La maestra puede incluir en su programa de trabajo, una reunión especial con su discípulo(a). Esta reunión no será para estudiar sino para socializar, para tener compañerismo. Puede invitarlo(a) a su casa, o visitarlo(a) en la suya. Si es un niño o niña cuyos padres no van a la iglesia pero dieron su autorización para que se le impartiera  el discipulado, sería muy útil presentarse a ellos y entablar alguna clase de relación.

Si todo sale bien y el discípulo(a) concluye el curso, la maestra debe hacerle un reconocimiento por su perseverancia, si quiere, puede obsequiarle un libro que le convenga o cualquier otra cosa; en todo caso, debe alegrarse de forma especial con su alumno(a); de parte de la iglesia, se le podría entregar un pequeño diploma. Esta última sugerencia, es muy especial para los niños, pues a ellos les gusta que se les reconozcan sus logros. En todo caso, el principal compromiso de la maestra es instruir y entrenar. De ninguna manera estoy afirmando que la maestra está obligada a hacer regalos e incurrir en gastos que le provoquen inconvenientes. Si eso pasa, el discipulado para ella se convertirá en una carga demasiado pesada y no le gustará involucrarse en eso.

5.- ¿Cómo saber qué maestra puede trabajar con determinado alumno?

Algunas hermanas de nuestras congregaciones se dan a la maravillosa tarea de animar a los tímidos para que hagan pública su profesión de fe. Sería muy lindo que, la misma persona que me animó a hacerlo, fuera mi discipuladora.

En otras situaciones, esta nueva convertida, ya tenía una amistad anterior con alguna de las mujeres de la iglesia. Sería conveniente que esta amiga, la discipulara.

Hay también casos en los que las personas manifiestan interés porque alguna hermana específica sea su maestra, lo cual también puede resultar bien.  Todo debe ir encaminado a que en el desarrollo del curso, el discípulo(a) se sienta en confianza con su maestra.

Pensé que es necesario ahondar más en el tema del discipulado porque, es un campo de trabajo más amplio en el que todas pueden involucrarse.
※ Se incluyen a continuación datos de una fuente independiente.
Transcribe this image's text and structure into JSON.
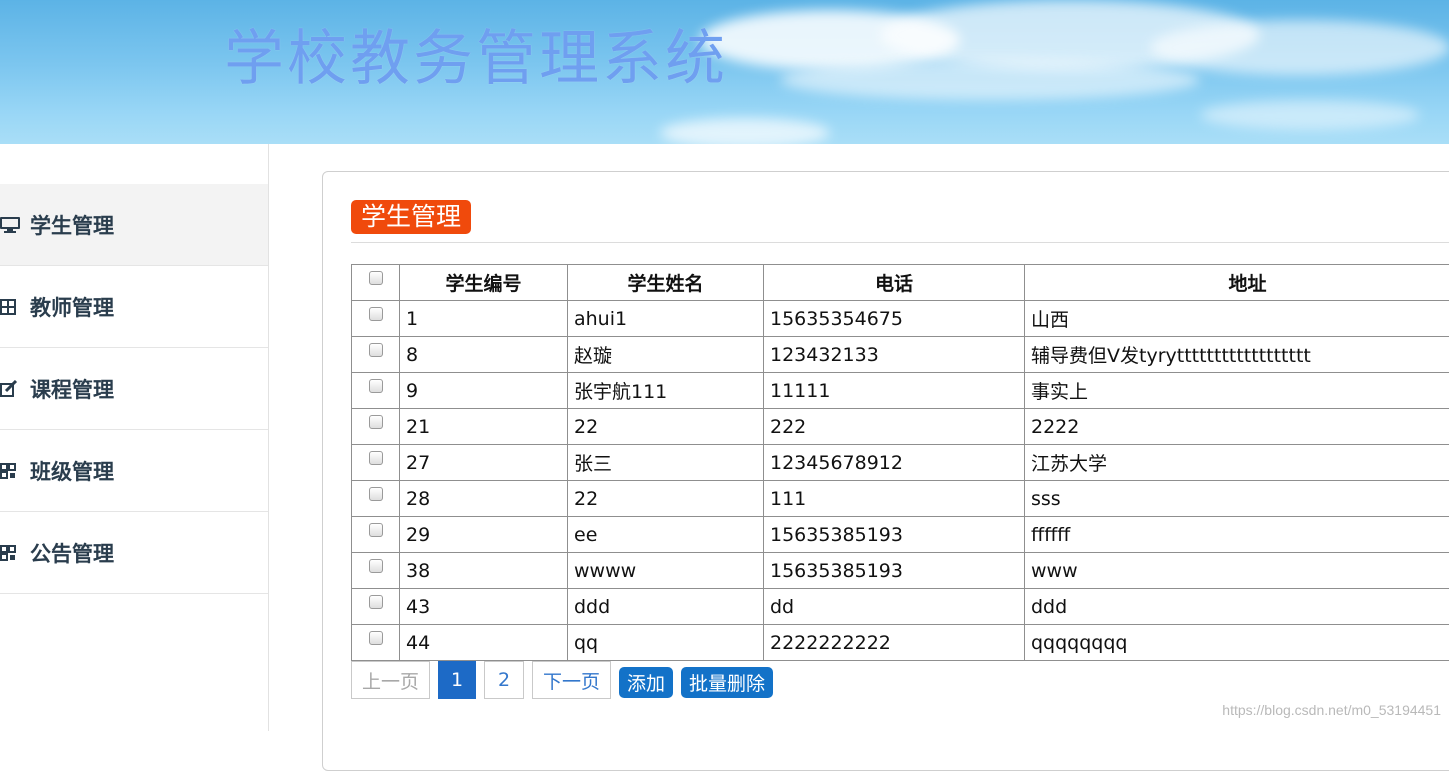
{
  "header": {
    "title": "学校教务管理系统"
  },
  "sidebar": {
    "items": [
      {
        "label": "学生管理",
        "icon": "monitor-icon",
        "active": true
      },
      {
        "label": "教师管理",
        "icon": "grid-icon",
        "active": false
      },
      {
        "label": "课程管理",
        "icon": "edit-icon",
        "active": false
      },
      {
        "label": "班级管理",
        "icon": "qr-icon",
        "active": false
      },
      {
        "label": "公告管理",
        "icon": "qr-icon",
        "active": false
      }
    ]
  },
  "main": {
    "title": "学生管理",
    "table": {
      "columns": [
        "学生编号",
        "学生姓名",
        "电话",
        "地址"
      ],
      "rows": [
        [
          "1",
          "ahui1",
          "15635354675",
          "山西"
        ],
        [
          "8",
          "赵璇",
          "123432133",
          "辅导费但V发tyrytttttttttttttttttt"
        ],
        [
          "9",
          "张宇航111",
          "11111",
          "事实上"
        ],
        [
          "21",
          "22",
          "222",
          "2222"
        ],
        [
          "27",
          "张三",
          "12345678912",
          "江苏大学"
        ],
        [
          "28",
          "22",
          "111",
          "sss"
        ],
        [
          "29",
          "ee",
          "15635385193",
          "ffffff"
        ],
        [
          "38",
          "wwww",
          "15635385193",
          "www"
        ],
        [
          "43",
          "ddd",
          "dd",
          "ddd"
        ],
        [
          "44",
          "qq",
          "2222222222",
          "qqqqqqqq"
        ]
      ]
    },
    "pager": {
      "prev": "上一页",
      "pages": [
        "1",
        "2"
      ],
      "current": "1",
      "next": "下一页"
    },
    "actions": {
      "add": "添加",
      "batch_delete": "批量删除"
    }
  },
  "watermark": "https://blog.csdn.net/m0_53194451",
  "colors": {
    "title_badge": "#f04a0c",
    "button": "#1372c8",
    "pager_current": "#1d6ac6"
  }
}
No todas pueden ser maestras de escuela dominical, pero casi todas, pueden acabar siendo maestras de discipulado.

Creo definitivamente, que las iglesias ganan muchísimo al instruir las mujeres de su membresía. Nunca tendré palabras suficientes para describir el bien que se hace a sí misma una congregación cuando cuida de la instrucción y entrenamiento de las mujeres que la componen. De los brazos de ellas saldrán los líderes que estarán al frente en el futuro. Instruirlas a ellas en la piedad y el conocimiento de Dios, es invertir en el futuro de la Iglesia.